Już te zaakcentowane wyżej kwestie, które Sąd Okręgowy zupełnie pominął, a których jednocześnie w wystarczającym stopniu nie objaśnia dotychczasowe postępowanie dowodowe, przekonały Sąd Odwoławczy o braku rozpoznaniu istoty tej sprawy. Definitywne jej rozstrzygnięcie stanie się zatem możliwe dopiero, gdy po ponownym jej rozpoznaniu Sąd Okręgowy ustali rzeczywistą treść umowy pożyczki łączącej strony, zakres jej wykonywania i wyjaśni też wszystkie sygnalizowane wątpliwości o istotnym znaczeniu dla jej wyniku. Merytoryczne wyrokowanie w tej sprawie przez Sąd II instancji było więc w tym stanie rzeczy wykluczone, gdyż zakres koniecznego uzupełnienia sprawy, i to zarówno w zakresie jej stanu faktycznego, jak i niezbędnej kwalifikacji prawnej, jest znaczny, przy ograniczonym do tej pory postępowaniu dowodowym przeprowadzonym przed Sądem pierwszej instancji.

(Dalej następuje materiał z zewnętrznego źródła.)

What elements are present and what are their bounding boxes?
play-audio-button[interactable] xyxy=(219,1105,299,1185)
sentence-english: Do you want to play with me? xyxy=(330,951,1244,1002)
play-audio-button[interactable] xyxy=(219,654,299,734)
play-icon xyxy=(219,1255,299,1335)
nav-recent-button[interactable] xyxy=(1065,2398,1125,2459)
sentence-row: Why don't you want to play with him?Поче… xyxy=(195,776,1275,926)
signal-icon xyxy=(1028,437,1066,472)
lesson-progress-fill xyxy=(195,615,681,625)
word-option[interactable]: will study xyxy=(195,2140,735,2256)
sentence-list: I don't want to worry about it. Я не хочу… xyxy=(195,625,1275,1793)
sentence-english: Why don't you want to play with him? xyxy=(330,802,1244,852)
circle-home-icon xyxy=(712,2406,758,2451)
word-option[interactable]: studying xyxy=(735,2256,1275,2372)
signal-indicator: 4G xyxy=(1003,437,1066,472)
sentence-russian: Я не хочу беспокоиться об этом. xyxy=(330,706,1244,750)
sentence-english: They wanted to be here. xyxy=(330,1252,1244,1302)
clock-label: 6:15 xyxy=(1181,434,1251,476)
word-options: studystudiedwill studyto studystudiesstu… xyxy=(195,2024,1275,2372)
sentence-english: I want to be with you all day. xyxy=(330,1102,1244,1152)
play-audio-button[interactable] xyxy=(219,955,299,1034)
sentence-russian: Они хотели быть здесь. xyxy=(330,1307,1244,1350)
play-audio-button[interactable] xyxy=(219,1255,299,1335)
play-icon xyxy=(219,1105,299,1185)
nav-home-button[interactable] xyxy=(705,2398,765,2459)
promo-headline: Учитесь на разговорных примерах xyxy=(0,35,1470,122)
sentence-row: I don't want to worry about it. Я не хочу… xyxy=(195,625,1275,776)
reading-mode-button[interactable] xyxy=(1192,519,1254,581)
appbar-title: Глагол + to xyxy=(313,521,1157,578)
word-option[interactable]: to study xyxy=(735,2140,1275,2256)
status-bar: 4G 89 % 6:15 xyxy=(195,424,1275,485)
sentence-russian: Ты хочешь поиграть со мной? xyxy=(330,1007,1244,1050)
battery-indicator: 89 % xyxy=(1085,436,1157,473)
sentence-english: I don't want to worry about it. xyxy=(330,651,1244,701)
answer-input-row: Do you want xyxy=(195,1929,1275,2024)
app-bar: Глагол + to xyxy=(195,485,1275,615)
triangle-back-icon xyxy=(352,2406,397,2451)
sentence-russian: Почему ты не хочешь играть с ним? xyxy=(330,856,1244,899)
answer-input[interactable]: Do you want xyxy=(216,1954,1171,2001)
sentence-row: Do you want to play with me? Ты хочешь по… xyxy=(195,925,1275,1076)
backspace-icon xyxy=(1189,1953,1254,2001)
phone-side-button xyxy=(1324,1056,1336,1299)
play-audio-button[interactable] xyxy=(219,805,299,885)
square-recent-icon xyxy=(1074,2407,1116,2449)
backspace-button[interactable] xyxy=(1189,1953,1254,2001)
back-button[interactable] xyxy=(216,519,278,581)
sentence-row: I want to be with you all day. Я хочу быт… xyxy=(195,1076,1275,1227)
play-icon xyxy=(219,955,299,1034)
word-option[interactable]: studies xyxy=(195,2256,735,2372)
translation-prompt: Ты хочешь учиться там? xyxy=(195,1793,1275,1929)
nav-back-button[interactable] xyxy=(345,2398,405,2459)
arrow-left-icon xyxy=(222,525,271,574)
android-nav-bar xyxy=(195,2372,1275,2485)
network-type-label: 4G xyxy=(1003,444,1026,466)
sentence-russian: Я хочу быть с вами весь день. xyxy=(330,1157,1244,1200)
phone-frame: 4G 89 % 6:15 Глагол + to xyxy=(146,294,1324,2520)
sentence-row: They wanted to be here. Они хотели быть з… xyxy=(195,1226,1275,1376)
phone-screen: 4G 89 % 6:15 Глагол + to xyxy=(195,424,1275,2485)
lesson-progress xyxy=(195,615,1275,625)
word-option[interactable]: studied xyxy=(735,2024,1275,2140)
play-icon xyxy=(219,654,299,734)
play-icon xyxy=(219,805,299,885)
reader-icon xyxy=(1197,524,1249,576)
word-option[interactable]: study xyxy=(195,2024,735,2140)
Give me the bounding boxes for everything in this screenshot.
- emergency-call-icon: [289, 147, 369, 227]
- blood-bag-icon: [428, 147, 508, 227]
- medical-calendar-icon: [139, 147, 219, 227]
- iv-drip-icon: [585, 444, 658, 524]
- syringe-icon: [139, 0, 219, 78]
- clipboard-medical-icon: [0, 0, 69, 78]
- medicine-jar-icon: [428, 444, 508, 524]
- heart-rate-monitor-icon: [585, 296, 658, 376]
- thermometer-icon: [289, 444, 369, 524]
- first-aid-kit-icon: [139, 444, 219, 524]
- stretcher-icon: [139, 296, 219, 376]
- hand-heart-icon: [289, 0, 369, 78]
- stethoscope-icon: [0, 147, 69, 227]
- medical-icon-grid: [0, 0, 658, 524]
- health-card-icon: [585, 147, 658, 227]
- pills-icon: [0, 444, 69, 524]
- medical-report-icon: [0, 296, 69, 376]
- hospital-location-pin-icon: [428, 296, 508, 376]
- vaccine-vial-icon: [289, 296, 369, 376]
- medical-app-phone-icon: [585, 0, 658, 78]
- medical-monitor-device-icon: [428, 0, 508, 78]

Sąd Okręgowy powinien zatem w szczególności ustalić dokładnie warunki umowy pożyczki z dnia 28 kwietnia 2010 roku co do sposobu i terminów jej spłaty, wyjaśnić kwestie dotyczące częściowych spłat, dokonywanych przez pozwanych i przeznaczenia sumy ok. 30.000 zł, o której wspominał powód i pozwany w swych zeznaniach. Sąd ten odniesie się również do kwestii przekształceń zobowiązania wynikającego z przedmiotowej umowy pożyczki, dokonywanych po jej zawarciu, który to fakt przyznawały obie strony w toku ich przesłuchania. Powyższe pozwoli na ustalenie czy umowa pożyczki z dnia 28 kwietnia 2010 roku zawarta prze strony, z której powód wywodzi swoje roszczenie w tej sprawie, została wykonana w jakiejkolwiek części; ewentualnie czy doszło do jej przekształcenia i jaki miało ono skutek. Takie ustalenia pozwolą natomiast na ocenę zasadności żądania pozwu.
Biorąc pod uwagę powyższe argumenty Sąd Apelacyjny, na podstawie art. 386 § 4 k.p.c., uchylił zaskarżony wyrok i przekazał sprawę Sądowi Okręgowemu w Szczecinie do ponownego rozpoznania, pozostawiając temu Sądowi rozstrzygnięcie o kosztach postępowania apelacyjnego (art. 108 § 2 k .p.c.).